The page provides a link on how to delete an account if your minor child has created one, and it provides a form to complete if you want to report a minor account.
"It is not technically forbidden for children to sign up for an application that is supposed to be for more than 13 years." According to COPPA, all that is needed is that parents give their consent to companies to Follow the data attached to this account.Privacy policies contain so much gibberish, it is very difficult for parents to understand what they accept, "Knorr said.
"Many parents believe that the reason that age is 13 is to help protect the safety of children, but the reason is that most social media shares data and actively exploits them." data. authorized to do so for users under 13, "she said.
In order to help protect your child's safety, "the great thing is to have a conversation with your child about using social media early and often and to be aware of what that they do, and have filters and the use of strict privacy settings while you're still monitoring their social media frequently, "said Dr. Candice Dye, a pediatrician with the childhood of Alabama and assistant professor at the University of Alabama in Birmingham.
Tell them, "If you do not know someone and you ask to be your friend, you do not accept that. If someone does something offensive there then you defuse it, "and then you talk about general security. Like "passwords are private, and you do not need to write them or share them with others," Dye said.
"It's just having these conversations with them and setting those boundaries and making room for conversations to continue," she said. "You want them to feel free to chat with you when they arrive."
Although privacy and security are important, Knorr considers that the time spent on the screen is one of the biggest concerns when it comes to enrolling children in social media.
"Many parents find that what concerns them most in the fact that their kids are getting social media is not really the security and privacy, but the aspect of" time sucked "" , she said. "Of course, more time spent online leads to more potential risks. So it's another good reason to help kids try to limit the time they spend."
For children and teens from 5 to 18 years old, the American Academy of Pediatrics recommends not sleeping with appliances in their rooms, they avoid using the appliances one hour before bedtime and avoid sleeping. Use appliances during family meals.

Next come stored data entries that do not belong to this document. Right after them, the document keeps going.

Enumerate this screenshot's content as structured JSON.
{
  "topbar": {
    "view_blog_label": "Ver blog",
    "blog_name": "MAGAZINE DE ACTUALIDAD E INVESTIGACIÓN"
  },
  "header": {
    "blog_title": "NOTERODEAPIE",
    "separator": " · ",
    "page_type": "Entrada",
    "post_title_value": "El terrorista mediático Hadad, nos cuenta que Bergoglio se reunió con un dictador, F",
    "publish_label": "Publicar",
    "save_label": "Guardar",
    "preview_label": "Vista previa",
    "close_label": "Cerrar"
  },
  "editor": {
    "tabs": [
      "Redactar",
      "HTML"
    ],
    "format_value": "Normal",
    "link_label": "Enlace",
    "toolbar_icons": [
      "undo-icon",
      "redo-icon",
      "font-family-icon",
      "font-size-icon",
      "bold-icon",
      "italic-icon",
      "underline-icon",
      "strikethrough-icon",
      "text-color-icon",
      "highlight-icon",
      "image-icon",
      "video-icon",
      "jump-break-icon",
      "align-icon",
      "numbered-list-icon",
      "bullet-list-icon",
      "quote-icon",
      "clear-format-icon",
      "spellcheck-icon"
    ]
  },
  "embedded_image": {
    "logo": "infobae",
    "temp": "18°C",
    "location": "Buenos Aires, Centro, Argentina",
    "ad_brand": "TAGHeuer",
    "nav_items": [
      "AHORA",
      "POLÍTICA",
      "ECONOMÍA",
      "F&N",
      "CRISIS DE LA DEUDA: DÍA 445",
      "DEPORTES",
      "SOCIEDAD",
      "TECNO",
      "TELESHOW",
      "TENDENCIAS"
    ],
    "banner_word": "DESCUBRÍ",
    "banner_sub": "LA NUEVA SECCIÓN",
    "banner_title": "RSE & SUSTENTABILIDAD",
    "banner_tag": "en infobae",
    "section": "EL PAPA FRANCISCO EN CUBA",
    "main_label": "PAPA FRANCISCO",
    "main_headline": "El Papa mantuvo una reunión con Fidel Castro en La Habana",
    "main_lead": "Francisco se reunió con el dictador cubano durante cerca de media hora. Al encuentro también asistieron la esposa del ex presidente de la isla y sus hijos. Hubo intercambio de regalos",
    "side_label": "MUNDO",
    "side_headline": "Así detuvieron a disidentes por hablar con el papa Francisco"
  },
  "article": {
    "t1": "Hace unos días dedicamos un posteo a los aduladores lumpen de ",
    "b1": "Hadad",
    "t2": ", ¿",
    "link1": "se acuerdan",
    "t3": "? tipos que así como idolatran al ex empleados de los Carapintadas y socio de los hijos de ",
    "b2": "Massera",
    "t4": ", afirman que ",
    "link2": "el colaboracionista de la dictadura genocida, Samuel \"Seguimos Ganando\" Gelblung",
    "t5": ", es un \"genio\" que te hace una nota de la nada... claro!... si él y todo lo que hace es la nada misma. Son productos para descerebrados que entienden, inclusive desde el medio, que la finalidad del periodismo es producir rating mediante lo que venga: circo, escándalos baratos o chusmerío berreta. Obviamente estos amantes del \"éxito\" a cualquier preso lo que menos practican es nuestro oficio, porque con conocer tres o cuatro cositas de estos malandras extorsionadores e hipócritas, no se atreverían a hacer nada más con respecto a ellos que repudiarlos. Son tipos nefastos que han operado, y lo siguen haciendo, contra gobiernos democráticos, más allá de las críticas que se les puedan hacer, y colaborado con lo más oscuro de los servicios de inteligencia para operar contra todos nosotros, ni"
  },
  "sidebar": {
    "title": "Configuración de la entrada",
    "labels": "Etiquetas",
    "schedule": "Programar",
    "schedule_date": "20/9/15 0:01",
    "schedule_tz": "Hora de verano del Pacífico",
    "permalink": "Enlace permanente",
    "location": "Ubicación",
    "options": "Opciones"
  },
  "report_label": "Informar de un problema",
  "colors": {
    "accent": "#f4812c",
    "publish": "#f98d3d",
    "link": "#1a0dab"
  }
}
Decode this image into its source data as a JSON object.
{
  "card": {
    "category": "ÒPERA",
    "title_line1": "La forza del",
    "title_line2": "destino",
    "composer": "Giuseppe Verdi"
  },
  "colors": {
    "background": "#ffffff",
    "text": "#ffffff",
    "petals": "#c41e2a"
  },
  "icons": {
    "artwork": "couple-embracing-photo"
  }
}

The academy also recommends developing a media use plan for the family that includes constant limits on the number of screen hours per day while allowing at least one hour of daily physical activity and eight hours or more of sleep.
The group warns that too much screen time can expose your child or teenager to obesity, sleep problems, cyberbullying and negative outcomes in school, among other concerns .
"I see a lot of teenagers whose feelings are hurt by seeing pictures of an appointment with another boy or girl, some peer groups use social media to hurt themselves," he said. said Friedman.
"Watch your child for safety," she said. "Certainly raise issues that involve security."
However, she said, these other potential risks should also be included in family discussions.